Sin embargo, también ha quedado claro que muchos estadounidenses adinerados que no viven en Florida han sido vacunados en ese estado. Richard Parsons, ex presidente y director ejecutivo de Time Warner, incluso describió, en vivo por televisión, cómo voló de Nueva York a Florida para vacunarse. “No sé cómo lo hacen, pero sé que fui a Internet, hice una cita y me vacuné”, dijo Parsons, de 72 años, en CNBC.

Si ni Rosenfeld ni Parsons tuvieron que pedir favores, ahora la vida puede haberse complicado un poco después de que Jared Moskowits, director de manejo de emergencias de Florida, destacara públicamente que “el turismo de vacunas no está permitido”, luego de enterarse de que los vuelos desde Canadá a la región se habían multiplicado.

“Es abominable”, consideró. Pero mientras tanto, casi 40.000 personas, cuya dirección figuraba como “fuera del estado”, habían sido vacunadas, según datos oficiales.

Pero incluso las condenas públicas del caso no frenaron a los más ansiosos por la vacuna, y ahora existe una sospecha creciente de que el Sistema de Salud MorseLife, un costoso centro de jubilación en West Palm Beach, administró vacunas destinadas a residentes de edad avanzada y médicos a los miembros del Palm Beach Country Club, un club local frecuentado por multimillonarios, cuya cuota de membresía cuesta cerca de 85.000 euros, muchos por sugerencia de los promotores inmobiliarios de Nueva York Bill y David Mack. 

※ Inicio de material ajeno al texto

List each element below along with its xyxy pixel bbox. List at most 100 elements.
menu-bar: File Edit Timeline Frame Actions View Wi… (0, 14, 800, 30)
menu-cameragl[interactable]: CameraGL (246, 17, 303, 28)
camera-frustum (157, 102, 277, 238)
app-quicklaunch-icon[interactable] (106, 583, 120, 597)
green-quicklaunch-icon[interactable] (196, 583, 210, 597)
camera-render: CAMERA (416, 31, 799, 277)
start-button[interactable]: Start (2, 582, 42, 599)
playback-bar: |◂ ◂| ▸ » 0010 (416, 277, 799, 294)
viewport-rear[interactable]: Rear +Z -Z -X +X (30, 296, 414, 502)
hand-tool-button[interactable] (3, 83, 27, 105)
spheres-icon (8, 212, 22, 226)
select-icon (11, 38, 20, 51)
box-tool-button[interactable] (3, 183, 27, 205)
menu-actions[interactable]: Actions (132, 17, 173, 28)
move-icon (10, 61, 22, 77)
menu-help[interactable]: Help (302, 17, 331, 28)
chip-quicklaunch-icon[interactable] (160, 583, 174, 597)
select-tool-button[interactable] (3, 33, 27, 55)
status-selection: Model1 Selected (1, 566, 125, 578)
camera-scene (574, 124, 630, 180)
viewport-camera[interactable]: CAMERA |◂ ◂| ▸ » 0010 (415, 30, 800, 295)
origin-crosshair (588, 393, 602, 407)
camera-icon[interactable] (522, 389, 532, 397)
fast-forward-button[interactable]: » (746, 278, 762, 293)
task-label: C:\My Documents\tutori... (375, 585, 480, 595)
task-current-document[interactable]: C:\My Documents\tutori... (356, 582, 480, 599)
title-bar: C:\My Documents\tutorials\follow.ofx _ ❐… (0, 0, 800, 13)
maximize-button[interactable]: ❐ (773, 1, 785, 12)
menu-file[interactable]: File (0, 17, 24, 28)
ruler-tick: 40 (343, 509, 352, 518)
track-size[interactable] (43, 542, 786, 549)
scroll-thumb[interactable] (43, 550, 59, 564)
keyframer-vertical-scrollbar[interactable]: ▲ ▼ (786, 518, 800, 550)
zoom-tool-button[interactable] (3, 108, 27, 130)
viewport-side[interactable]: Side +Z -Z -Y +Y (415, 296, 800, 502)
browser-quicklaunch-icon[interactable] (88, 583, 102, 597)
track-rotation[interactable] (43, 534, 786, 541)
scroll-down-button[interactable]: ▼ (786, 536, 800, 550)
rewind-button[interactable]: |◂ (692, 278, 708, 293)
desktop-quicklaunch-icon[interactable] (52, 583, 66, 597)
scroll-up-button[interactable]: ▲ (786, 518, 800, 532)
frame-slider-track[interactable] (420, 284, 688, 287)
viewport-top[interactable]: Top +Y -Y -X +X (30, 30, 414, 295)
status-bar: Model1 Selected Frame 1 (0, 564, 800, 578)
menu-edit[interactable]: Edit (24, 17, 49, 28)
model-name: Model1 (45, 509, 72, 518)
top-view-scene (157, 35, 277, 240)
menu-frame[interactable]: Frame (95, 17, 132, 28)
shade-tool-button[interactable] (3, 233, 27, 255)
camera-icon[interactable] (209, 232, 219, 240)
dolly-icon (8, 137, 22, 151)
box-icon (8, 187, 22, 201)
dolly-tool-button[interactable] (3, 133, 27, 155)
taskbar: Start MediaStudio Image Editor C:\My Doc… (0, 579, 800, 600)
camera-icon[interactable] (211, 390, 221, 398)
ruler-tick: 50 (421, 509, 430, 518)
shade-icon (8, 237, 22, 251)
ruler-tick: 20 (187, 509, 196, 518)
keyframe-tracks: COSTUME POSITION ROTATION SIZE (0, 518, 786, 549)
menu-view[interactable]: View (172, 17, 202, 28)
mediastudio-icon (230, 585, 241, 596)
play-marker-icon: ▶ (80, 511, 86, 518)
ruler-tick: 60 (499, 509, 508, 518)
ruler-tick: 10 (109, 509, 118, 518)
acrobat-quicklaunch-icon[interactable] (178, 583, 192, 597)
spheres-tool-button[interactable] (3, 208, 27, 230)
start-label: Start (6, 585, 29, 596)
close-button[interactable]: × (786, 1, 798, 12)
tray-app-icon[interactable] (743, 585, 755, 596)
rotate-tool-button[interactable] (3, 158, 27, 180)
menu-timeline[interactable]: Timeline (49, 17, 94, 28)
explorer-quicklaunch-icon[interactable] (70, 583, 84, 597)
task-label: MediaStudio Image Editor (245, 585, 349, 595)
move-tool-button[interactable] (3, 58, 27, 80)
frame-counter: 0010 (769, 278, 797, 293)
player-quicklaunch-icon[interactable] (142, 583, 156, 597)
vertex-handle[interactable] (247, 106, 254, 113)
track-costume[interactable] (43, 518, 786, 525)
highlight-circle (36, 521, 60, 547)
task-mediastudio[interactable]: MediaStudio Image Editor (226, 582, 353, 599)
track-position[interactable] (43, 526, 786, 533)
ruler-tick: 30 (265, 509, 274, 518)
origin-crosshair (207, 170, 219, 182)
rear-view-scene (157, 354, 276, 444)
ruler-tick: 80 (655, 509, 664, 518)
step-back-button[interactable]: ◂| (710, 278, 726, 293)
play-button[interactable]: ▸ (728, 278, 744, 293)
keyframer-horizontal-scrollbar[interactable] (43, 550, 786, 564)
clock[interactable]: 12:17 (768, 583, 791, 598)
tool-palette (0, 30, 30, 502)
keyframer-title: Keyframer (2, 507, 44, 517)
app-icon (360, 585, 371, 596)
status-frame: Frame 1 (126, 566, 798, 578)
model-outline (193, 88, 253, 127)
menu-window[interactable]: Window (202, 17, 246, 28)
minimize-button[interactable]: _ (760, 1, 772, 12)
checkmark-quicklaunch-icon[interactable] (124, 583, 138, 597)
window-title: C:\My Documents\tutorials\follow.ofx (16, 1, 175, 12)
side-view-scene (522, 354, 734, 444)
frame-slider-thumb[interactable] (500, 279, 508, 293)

De hecho, el primer fin de semana de enero, hubo tráfico de pequeños jets en el Aeropuerto Internacional de Miami, de personas que llegaron a la ciudad por invitación de los hermanos Mack. Según la BBC, los dos compraron un lote de vacunas para ofrecer a sus mejores amigos y clientes.

La gran dificultad, asumen las autoridades de Florida, es que muchos de los que tienen hogares en la región terminan sin vivir allí gran parte del año. “Ahora mismo es un recurso escaso y la demanda supera a la oferta”, dijo Marissa Levine, profesora de salud pública en la universidad local, defendiendo la necesidad de imponer un marco ético y vacunar solo a los residentes del estado. “Sin este tipo de marco, las personas con poder y dinero harán cualquier cosa para romper las normas”, señaló Levine.

Pero Therese Gagnon, que vive en Canadá y es propietaria de una casa de vacaciones en Florida, indicó que nadie le preguntó si era residente de tiempo completo cuando se presentó en un centro de vacunación en las cercanías de Fort Lauderdale. “Solo me preguntaron cuántos años tenía”, contó Gagnon.